Scottish anarchist (1925–2007)

Allan Burnett (12 January 1925 in Glasgow - 10 October 2007 in New Zealand) was a Scottish anarchist activist. He was a member of the Glasgow Anarchist Federation in his youth. When, in 1943, he resisted conscription to the British forces during the Second World War, he was sent to Glasgow's Barlinnie Prison and later to Slateford Prison, Edinburgh as one of 61.000 British conscientious objectors. At his trial at Glasgow Sheriff Court he said that “I refuse to be pitchforked or led into slaughter, like so much human manure, or to be duped into the lunatic butchery of my comrades and fellow workers of other geographical spheres who are like-wise enslaved in a system of organized misery imposed on them by their respective ruling classes.”
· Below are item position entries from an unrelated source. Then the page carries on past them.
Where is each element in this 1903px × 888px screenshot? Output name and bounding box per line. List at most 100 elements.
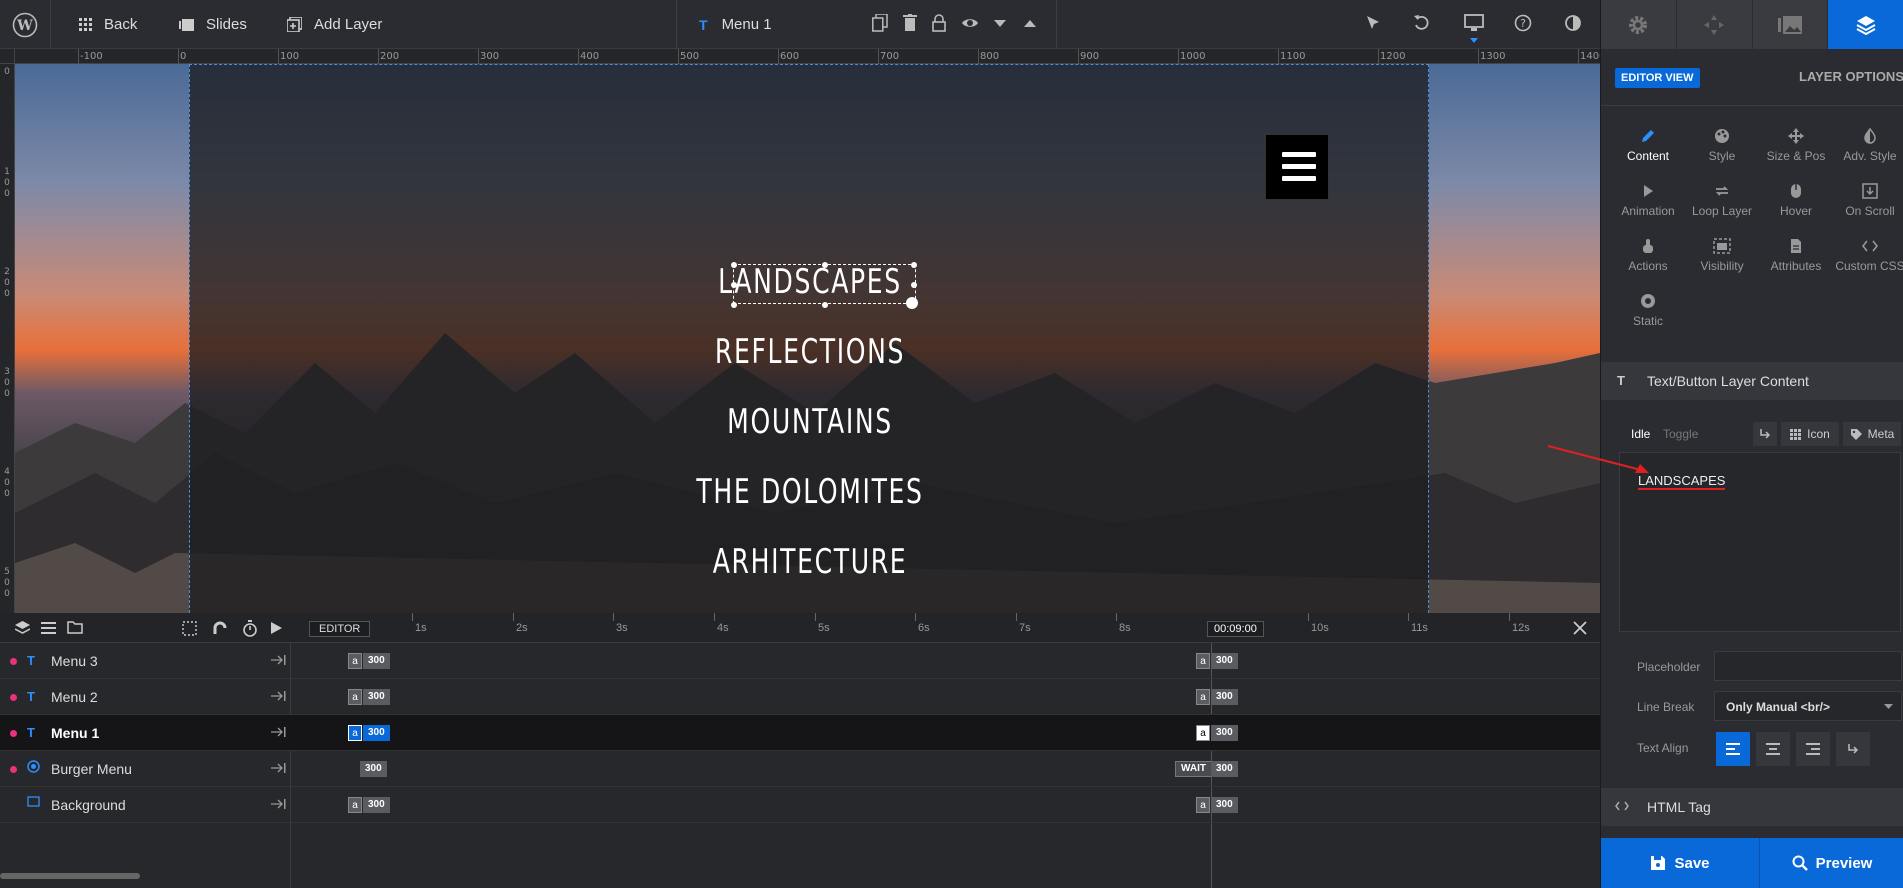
select-area-icon[interactable] — [182, 621, 197, 636]
visibility-eye-icon[interactable] — [961, 14, 981, 34]
toggle-tab[interactable]: Toggle — [1663, 427, 1698, 441]
tab-settings[interactable] — [1601, 0, 1677, 49]
align-left-button[interactable] — [1716, 732, 1750, 766]
start-duration-badge[interactable]: 300 — [363, 653, 390, 669]
add-layer-button[interactable]: Add Layer — [287, 0, 382, 49]
lock-icon[interactable] — [932, 14, 952, 34]
slide-canvas[interactable]: LANDSCAPES REFLECTIONS MOUNTAINS THE DOL… — [15, 64, 1600, 613]
preview-button[interactable]: Preview — [1760, 838, 1903, 888]
icon-button[interactable]: Icon — [1781, 422, 1839, 446]
timeline-row[interactable]: Background a 300 a 300 — [0, 787, 1600, 823]
option-static[interactable]: Static — [1611, 293, 1685, 328]
duplicate-icon[interactable] — [872, 14, 892, 34]
option-on-scroll[interactable]: On Scroll — [1833, 183, 1903, 218]
option-adv-style[interactable]: Adv. Style — [1833, 128, 1903, 163]
horizontal-scrollbar[interactable] — [0, 873, 140, 879]
start-duration-badge[interactable]: 300 — [363, 725, 390, 741]
collapse-to-end-icon[interactable] — [270, 726, 286, 738]
start-ease-badge[interactable]: a — [348, 725, 362, 741]
collapse-to-end-icon[interactable] — [270, 798, 286, 810]
option-animation[interactable]: Animation — [1611, 183, 1685, 218]
start-duration-badge[interactable]: 300 — [363, 797, 390, 813]
slides-button[interactable]: Slides — [179, 0, 247, 49]
current-layer-indicator[interactable]: T Menu 1 — [699, 0, 772, 49]
wait-badge[interactable]: WAIT — [1175, 761, 1212, 777]
section-text-button-content[interactable]: T Text/Button Layer Content — [1601, 362, 1903, 400]
folder-icon[interactable] — [67, 621, 83, 634]
tab-navigation[interactable] — [1676, 0, 1753, 49]
end-duration-badge[interactable]: 300 — [1211, 797, 1238, 813]
editor-view-badge[interactable]: EDITOR VIEW — [1615, 68, 1700, 88]
section-html-tag[interactable]: HTML Tag — [1601, 788, 1903, 826]
start-duration-badge[interactable]: 300 — [363, 689, 390, 705]
contrast-icon[interactable] — [1564, 14, 1584, 34]
linebreak-insert-button[interactable] — [1753, 422, 1777, 446]
move-down-icon[interactable] — [992, 14, 1012, 34]
menu-item-mountains[interactable]: MOUNTAINS — [302, 402, 1319, 442]
layers-icon[interactable] — [15, 621, 30, 635]
start-duration-badge[interactable]: 300 — [360, 761, 387, 777]
move-up-icon[interactable] — [1022, 14, 1042, 34]
option-content[interactable]: Content — [1611, 128, 1685, 163]
end-duration-badge[interactable]: 300 — [1211, 689, 1238, 705]
collapse-to-end-icon[interactable] — [270, 690, 286, 702]
tab-layers[interactable] — [1828, 0, 1903, 49]
end-duration-badge[interactable]: 300 — [1211, 653, 1238, 669]
align-right-button[interactable] — [1796, 732, 1830, 766]
collapse-to-end-icon[interactable] — [270, 762, 286, 774]
wordpress-logo-icon[interactable]: W — [12, 0, 38, 49]
start-ease-badge[interactable]: a — [348, 689, 362, 705]
tab-slide[interactable] — [1752, 0, 1829, 49]
timeline-row[interactable]: T Menu 2 a 300 a 300 — [0, 679, 1600, 715]
placeholder-input[interactable] — [1714, 651, 1902, 681]
list-icon[interactable] — [41, 622, 56, 634]
option-custom-css[interactable]: Custom CSS — [1833, 238, 1903, 273]
end-duration-badge[interactable]: 300 — [1211, 725, 1238, 741]
meta-button[interactable]: Meta — [1843, 422, 1901, 446]
close-timeline-icon[interactable] — [1573, 621, 1587, 635]
start-ease-badge[interactable]: a — [348, 797, 362, 813]
undo-history-icon[interactable] — [1413, 14, 1433, 34]
option-attributes[interactable]: Attributes — [1759, 238, 1833, 273]
delete-icon[interactable] — [903, 14, 923, 34]
selection-box[interactable] — [731, 262, 918, 309]
layer-grid-area: LANDSCAPES REFLECTIONS MOUNTAINS THE DOL… — [189, 64, 1429, 613]
option-actions[interactable]: Actions — [1611, 238, 1685, 273]
back-button[interactable]: Back — [79, 0, 137, 49]
menu-item-dolomites[interactable]: THE DOLOMITES — [302, 472, 1319, 512]
play-icon[interactable] — [271, 622, 282, 634]
idle-tab[interactable]: Idle — [1631, 427, 1650, 441]
option-style[interactable]: Style — [1685, 128, 1759, 163]
resize-handle-icon[interactable] — [906, 297, 918, 309]
timeline-row[interactable]: Burger Menu 300 WAIT 300 — [0, 751, 1600, 787]
align-center-button[interactable] — [1756, 732, 1790, 766]
linebreak-select[interactable]: Only Manual <br/> — [1714, 691, 1902, 721]
end-ease-badge[interactable]: a — [1196, 725, 1210, 741]
current-time-display[interactable]: 00:09:00 — [1207, 621, 1264, 637]
timeline-tick — [513, 613, 514, 621]
timeline-row[interactable]: T Menu 1 a 300 a 300 — [0, 715, 1600, 751]
stopwatch-icon[interactable] — [242, 620, 258, 637]
option-visibility[interactable]: Visibility — [1685, 238, 1759, 273]
start-ease-badge[interactable]: a — [348, 653, 362, 669]
editor-time-button[interactable]: EDITOR — [309, 621, 371, 637]
end-duration-badge[interactable]: 300 — [1211, 761, 1238, 777]
timeline-row[interactable]: T Menu 3 a 300 a 300 — [0, 643, 1600, 679]
menu-item-reflections[interactable]: REFLECTIONS — [302, 332, 1319, 372]
end-ease-badge[interactable]: a — [1196, 689, 1210, 705]
collapse-to-end-icon[interactable] — [270, 654, 286, 666]
end-ease-badge[interactable]: a — [1196, 797, 1210, 813]
cursor-select-icon[interactable] — [1364, 14, 1384, 34]
option-size-pos[interactable]: Size & Pos — [1759, 128, 1833, 163]
menu-item-arhitecture[interactable]: ARHITECTURE — [302, 542, 1319, 582]
save-button[interactable]: Save — [1601, 838, 1759, 888]
option-loop-layer[interactable]: Loop Layer — [1685, 183, 1759, 218]
magnet-snap-icon[interactable] — [212, 621, 228, 636]
end-ease-badge[interactable]: a — [1196, 653, 1210, 669]
help-icon[interactable]: ? — [1514, 14, 1534, 34]
desktop-view-icon[interactable] — [1464, 14, 1484, 34]
align-responsive-button[interactable] — [1836, 732, 1870, 766]
option-hover[interactable]: Hover — [1759, 183, 1833, 218]
layer-text-content-field[interactable]: LANDSCAPES — [1619, 452, 1901, 632]
burger-menu-layer[interactable] — [1265, 134, 1329, 200]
After his prison sentence he moved to London and spent time in a number of communes. He also travelled to France and Italy. Shortly after his marriage, he moved to New Zealand where he lived for the rest of his life, never returning to Scotland.

==New Zealand==
Prior to moving to New Zealand Burnett worked as a shipwright and insurance clerk. In New Zealand he initially worked as a shipping clerk and a bank officer before running his own business in the building trade. In the 1970s he was employed by Auckland City Council as a housing inspector. He was active in the Worker's Educational Association and held the association's public speaking trophy in the mid-1970s. Throughout his life he wrote poetry, the subjects of which ranged from politics, in particular his libertarianism, to his love of the outdoors. He died on 10 October 2007.

Allan Burnett's writing remains unpublished. Some of his work, letters to friends and family, photos, poems and other documents pertaining to his life are archived by the Spirit of Revolt Archive, Glasgow.